Nativity Scene
In the opening days of the Battle of the Bulge the advancing German forces overran the 106th
Infantry Division and took more than seven thousand prisoners. Chaplain Paul Cavanaugh was among this group of unfortunate men who found themselves herded onto trains without heat or food in bitter winter conditions. For days they suffered from extreme cold and hunger as they traveled farther and farther east. They were finally discharged from the train to a prison camp at a place called Bad Orb, Germany. Forced into makeshift barracks, they found little improvement in their living conditions. Food was scarce, heat nonexistent, and the guards brutal.
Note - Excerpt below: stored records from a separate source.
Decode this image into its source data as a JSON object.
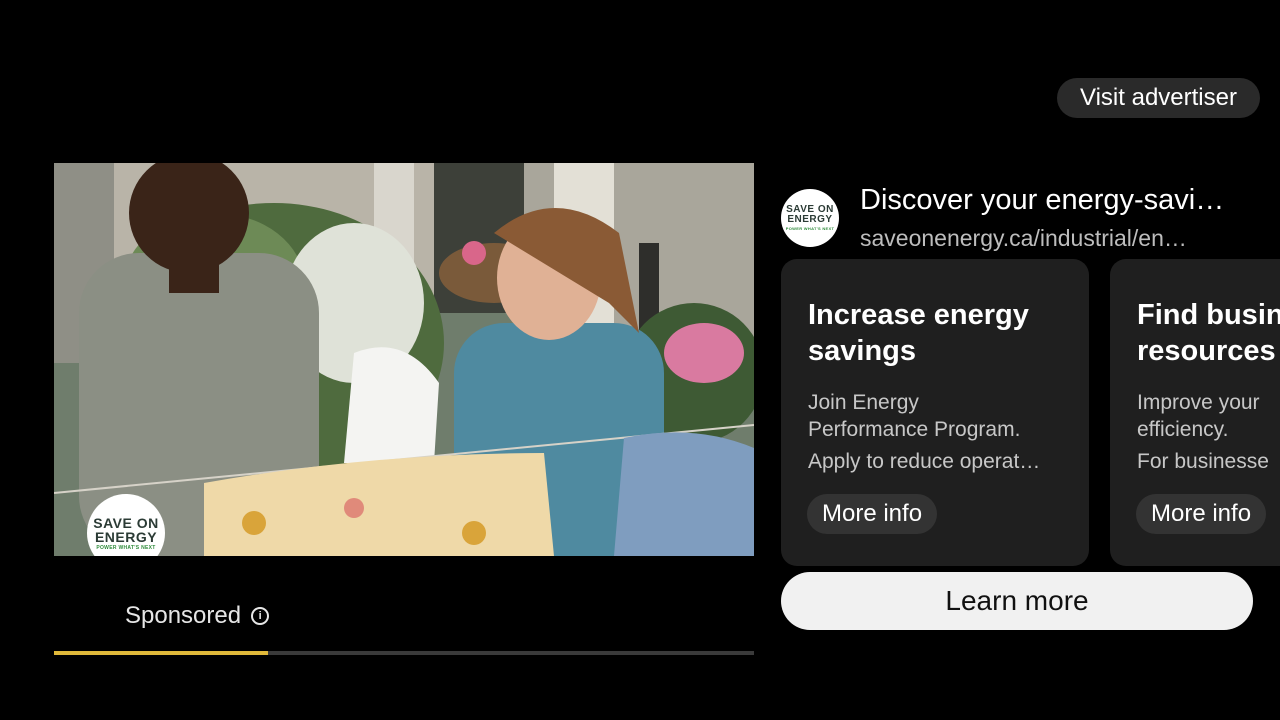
{
  "header": {
    "visit_label": "Visit advertiser"
  },
  "video": {
    "logo": {
      "line1": "SAVE ON",
      "line2": "ENERGY",
      "tagline": "POWER WHAT'S NEXT"
    },
    "sponsored_label": "Sponsored",
    "progress": 0.305,
    "progress_color": "#e0b93a"
  },
  "advertiser": {
    "logo": {
      "line1": "SAVE ON",
      "line2": "ENERGY",
      "tagline": "POWER WHAT'S NEXT"
    },
    "title": "Discover your energy-savi…",
    "url": "saveonenergy.ca/industrial/en…"
  },
  "cards": [
    {
      "title_line1": "Increase energy",
      "title_line2": "savings",
      "desc_line1": "Join Energy",
      "desc_line2": "Performance Program.",
      "desc_line3": "Apply to reduce operat…",
      "button": "More info"
    },
    {
      "title_line1": "Find busine",
      "title_line2": "resources",
      "desc_line1": "Improve your",
      "desc_line2": "efficiency.",
      "desc_line3": "For businesse",
      "button": "More info"
    }
  ],
  "cta": {
    "learn_more": "Learn more"
  },
  "icons": {
    "info": "info-icon"
  }
}
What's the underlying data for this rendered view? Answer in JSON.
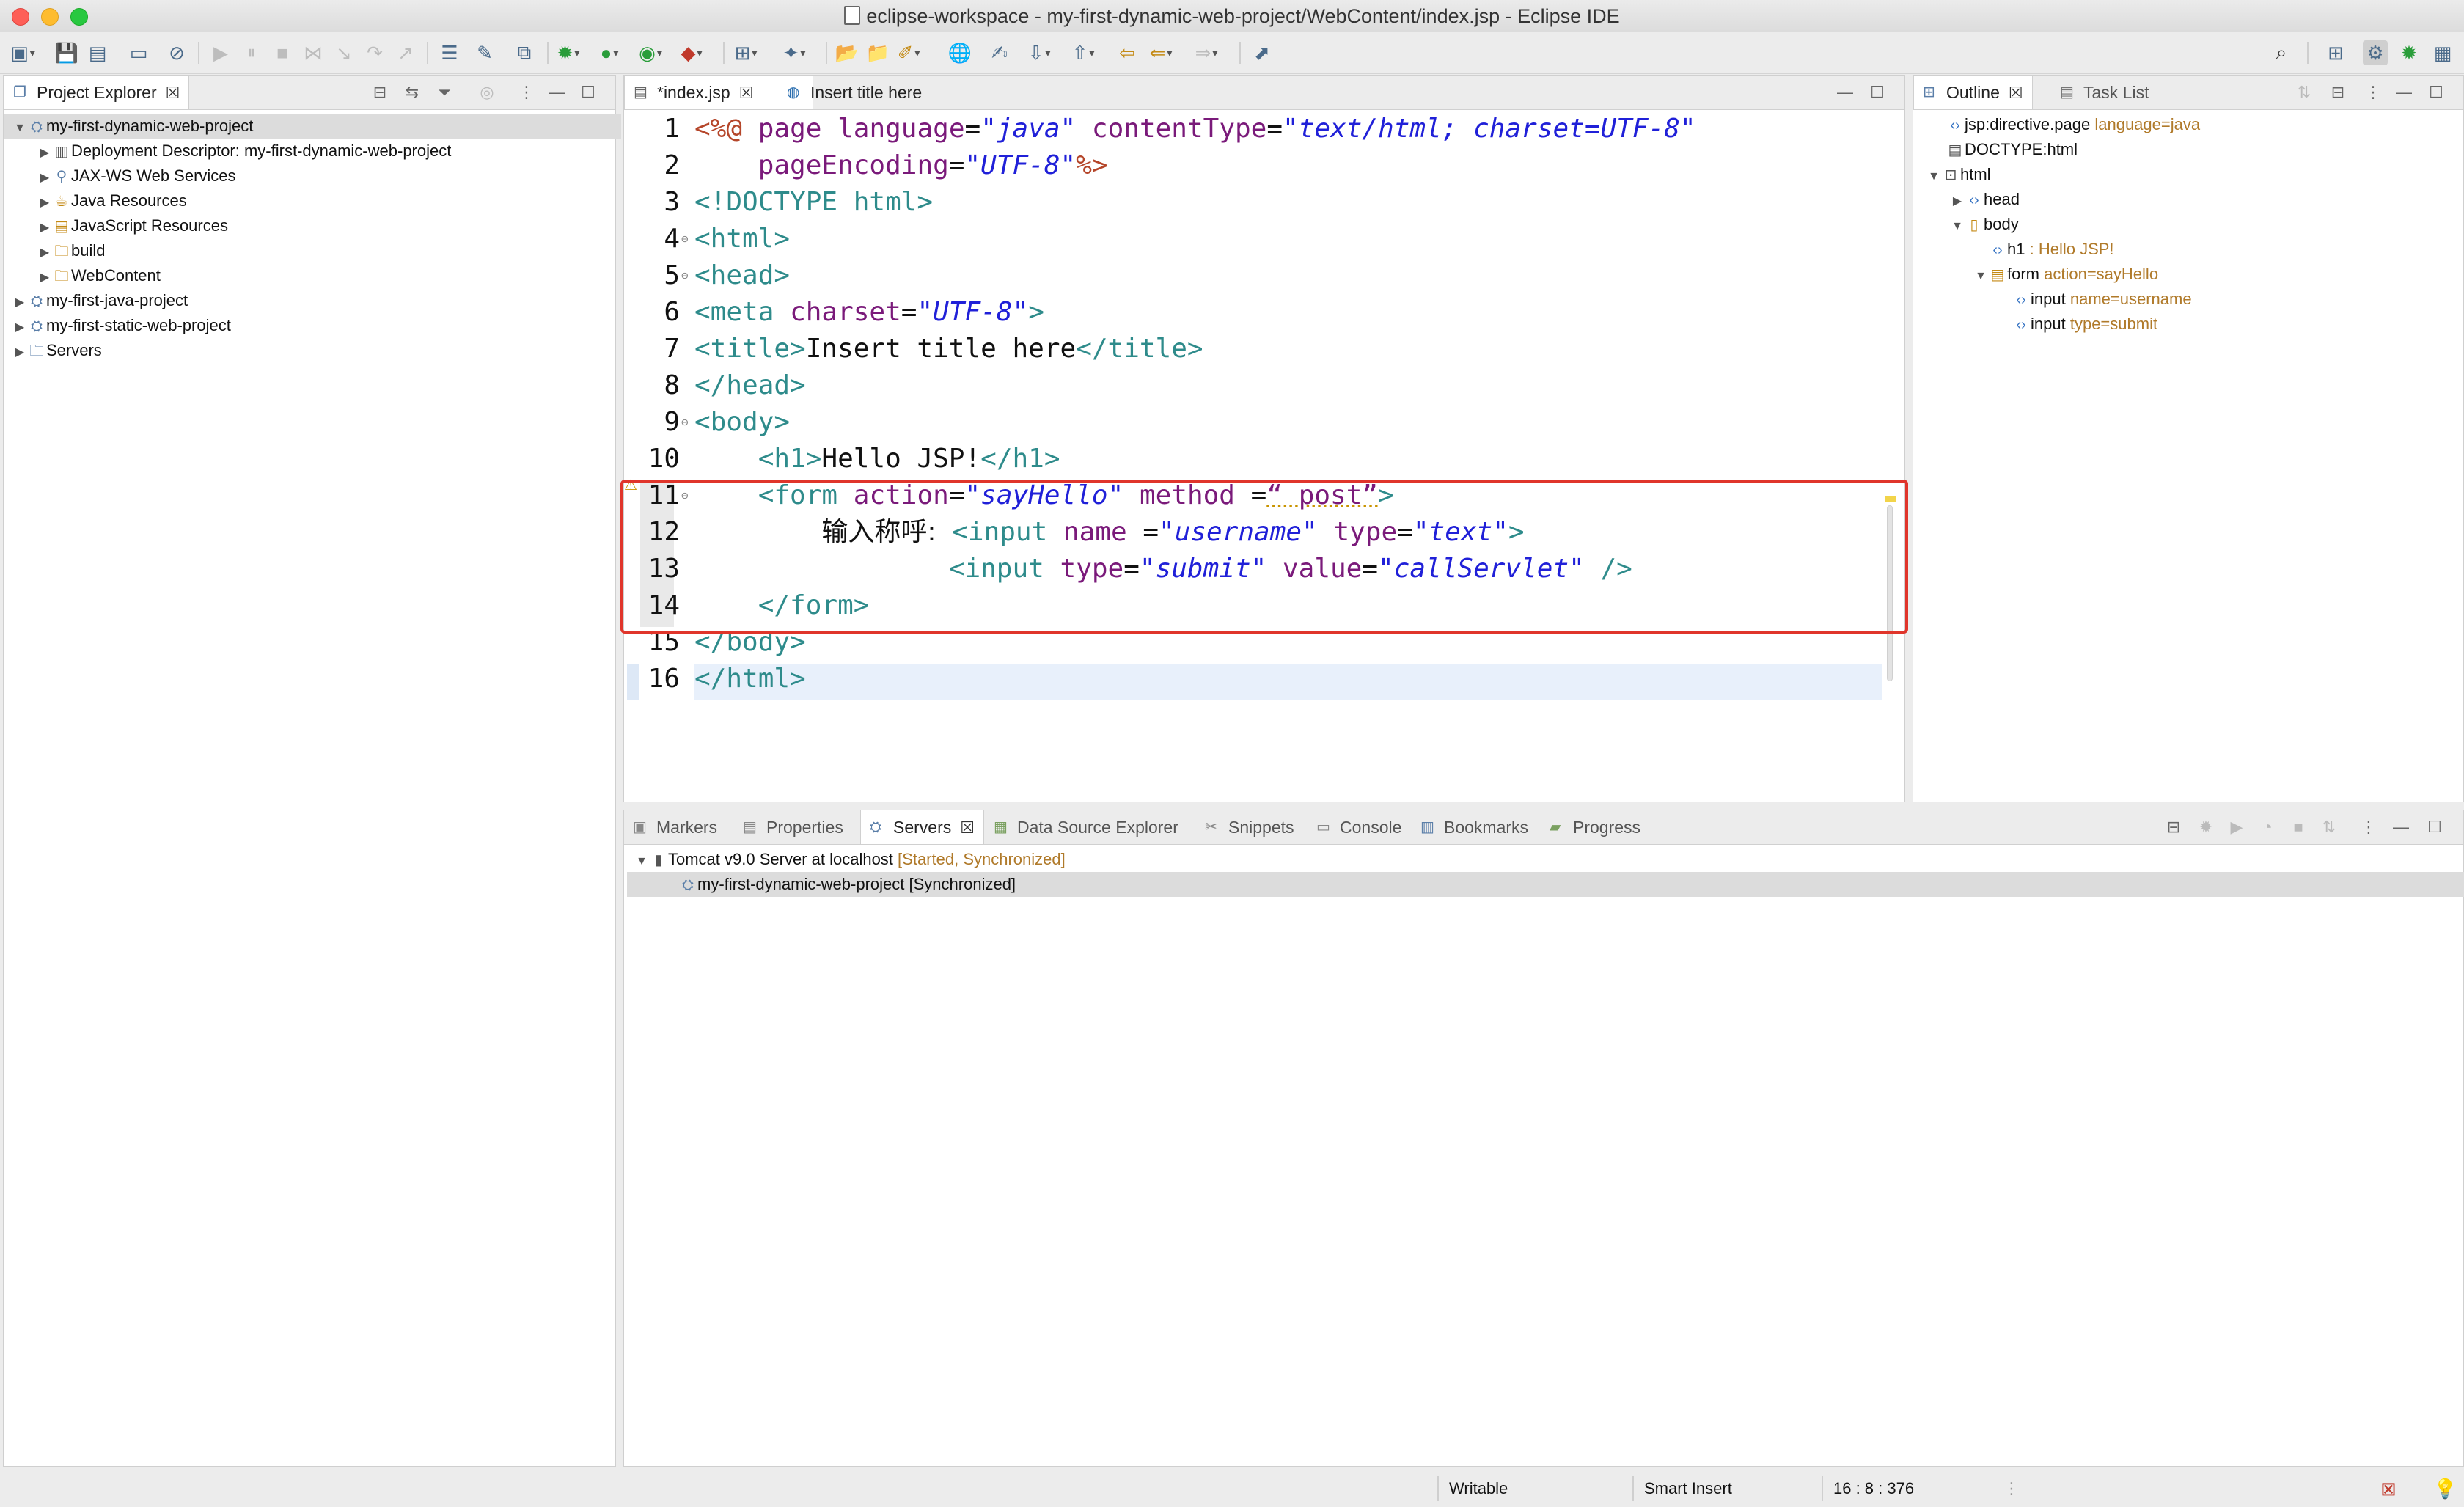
{
  "window": {
    "title": "eclipse-workspace - my-first-dynamic-web-project/WebContent/index.jsp - Eclipse IDE"
  },
  "project_explorer": {
    "tab_label": "Project Explorer",
    "items": [
      {
        "label": "my-first-dynamic-web-project",
        "level": 0,
        "expanded": true,
        "selected": true
      },
      {
        "label": "Deployment Descriptor: my-first-dynamic-web-project",
        "level": 1
      },
      {
        "label": "JAX-WS Web Services",
        "level": 1
      },
      {
        "label": "Java Resources",
        "level": 1
      },
      {
        "label": "JavaScript Resources",
        "level": 1
      },
      {
        "label": "build",
        "level": 1
      },
      {
        "label": "WebContent",
        "level": 1
      },
      {
        "label": "my-first-java-project",
        "level": 0
      },
      {
        "label": "my-first-static-web-project",
        "level": 0
      },
      {
        "label": "Servers",
        "level": 0
      }
    ]
  },
  "editor": {
    "tabs": [
      {
        "label": "*index.jsp",
        "active": true
      },
      {
        "label": "Insert title here",
        "active": false
      }
    ],
    "line_numbers": [
      "1",
      "2",
      "3",
      "4",
      "5",
      "6",
      "7",
      "8",
      "9",
      "10",
      "11",
      "12",
      "13",
      "14",
      "15",
      "16"
    ],
    "code": {
      "l1": {
        "jsp_open": "<%@",
        "kw": "page",
        "a1": "language",
        "eq": "=",
        "v1": "\"java\"",
        "a2": "contentType",
        "v2": "\"text/html; charset=UTF-8\""
      },
      "l2": {
        "a1": "pageEncoding",
        "eq": "=",
        "v1": "\"UTF-8\"",
        "jsp_close": "%>"
      },
      "l3": {
        "text": "<!DOCTYPE html>"
      },
      "l4": {
        "text": "<html>"
      },
      "l5": {
        "text": "<head>"
      },
      "l6": {
        "tag": "<meta",
        "a1": "charset",
        "eq": "=",
        "v1": "\"UTF-8\"",
        "end": ">"
      },
      "l7": {
        "open": "<title>",
        "text": "Insert title here",
        "close": "</title>"
      },
      "l8": {
        "text": "</head>"
      },
      "l9": {
        "text": "<body>"
      },
      "l10": {
        "open": "<h1>",
        "text": "Hello JSP!",
        "close": "</h1>"
      },
      "l11": {
        "tag": "<form",
        "a1": "action",
        "eq": "=",
        "v1": "\"sayHello\"",
        "a2": "method",
        "eq2": " =",
        "v2": "“ post”",
        "end": ">"
      },
      "l12": {
        "label": "输入称呼:",
        "tag": "<input",
        "a1": "name",
        "eq": " =",
        "v1": "\"username\"",
        "a2": "type",
        "eq2": "=",
        "v2": "\"text\"",
        "end": ">"
      },
      "l13": {
        "tag": "<input",
        "a1": "type",
        "eq": "=",
        "v1": "\"submit\"",
        "a2": "value",
        "eq2": "=",
        "v2": "\"callServlet\"",
        "end": " />"
      },
      "l14": {
        "text": "</form>"
      },
      "l15": {
        "text": "</body>"
      },
      "l16": {
        "text": "</html>"
      }
    }
  },
  "outline": {
    "tabs": [
      {
        "label": "Outline",
        "active": true
      },
      {
        "label": "Task List",
        "active": false
      }
    ],
    "items": [
      {
        "name": "jsp:directive.page",
        "attr": "language=java",
        "level": 0
      },
      {
        "name": "DOCTYPE:html",
        "attr": "",
        "level": 0
      },
      {
        "name": "html",
        "attr": "",
        "level": 0
      },
      {
        "name": "head",
        "attr": "",
        "level": 1
      },
      {
        "name": "body",
        "attr": "",
        "level": 1
      },
      {
        "name": "h1",
        "attr": " : Hello JSP!",
        "level": 2
      },
      {
        "name": "form",
        "attr": "action=sayHello",
        "level": 2
      },
      {
        "name": "input",
        "attr": "name=username",
        "level": 3
      },
      {
        "name": "input",
        "attr": "type=submit",
        "level": 3
      }
    ]
  },
  "bottom_panel": {
    "tabs": [
      "Markers",
      "Properties",
      "Servers",
      "Data Source Explorer",
      "Snippets",
      "Console",
      "Bookmarks",
      "Progress"
    ],
    "active_tab": "Servers",
    "server": {
      "name": "Tomcat v9.0 Server at localhost",
      "state": "[Started, Synchronized]"
    },
    "module": {
      "name": "my-first-dynamic-web-project",
      "state": "[Synchronized]"
    }
  },
  "status_bar": {
    "writable": "Writable",
    "insert_mode": "Smart Insert",
    "position": "16 : 8 : 376"
  },
  "colors": {
    "highlight_box": "#e0352b",
    "tag": "#2e8b8b",
    "attr_name": "#7a1a7a",
    "attr_value": "#2020d8"
  }
}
In this desolate situation Chaplain Cavanaugh and the men of the 106th observed Christmas Eve 1944. Under these conditions they came closer to the actual poverty of the Nativity scene than could possibly be experienced in an actual church. As the men huddled together to fight the cold, the chaplain spoke a few words that he later thought might have been the “best Christmas sermon he would ever give.” He talked to them about the blessed night in another faraway place long before, when God demonstrated for all time his love for mankind. He assured his fellow soldiers that this love continued for each one of them individually, in spite of their misery and isolation. He told them that God’s love was present even there in the frozen barracks of a prisoner-of-war camp.478
The chaplain prayed, “Lord, grant peace to the world… Grant that the peace which Christ, who is called the Prince of Peace, came to bring us may be established all over the world.” In the deep silence lasting through the night after this impromptu service, Paul Cavanaugh felt at long last that all was “still and calm and peaceful” over this modern nativity scene.479
Peace I leave with you; my peace I give you. I do not give to you as the world gives. Do not let your hearts be troubled and do not be afraid.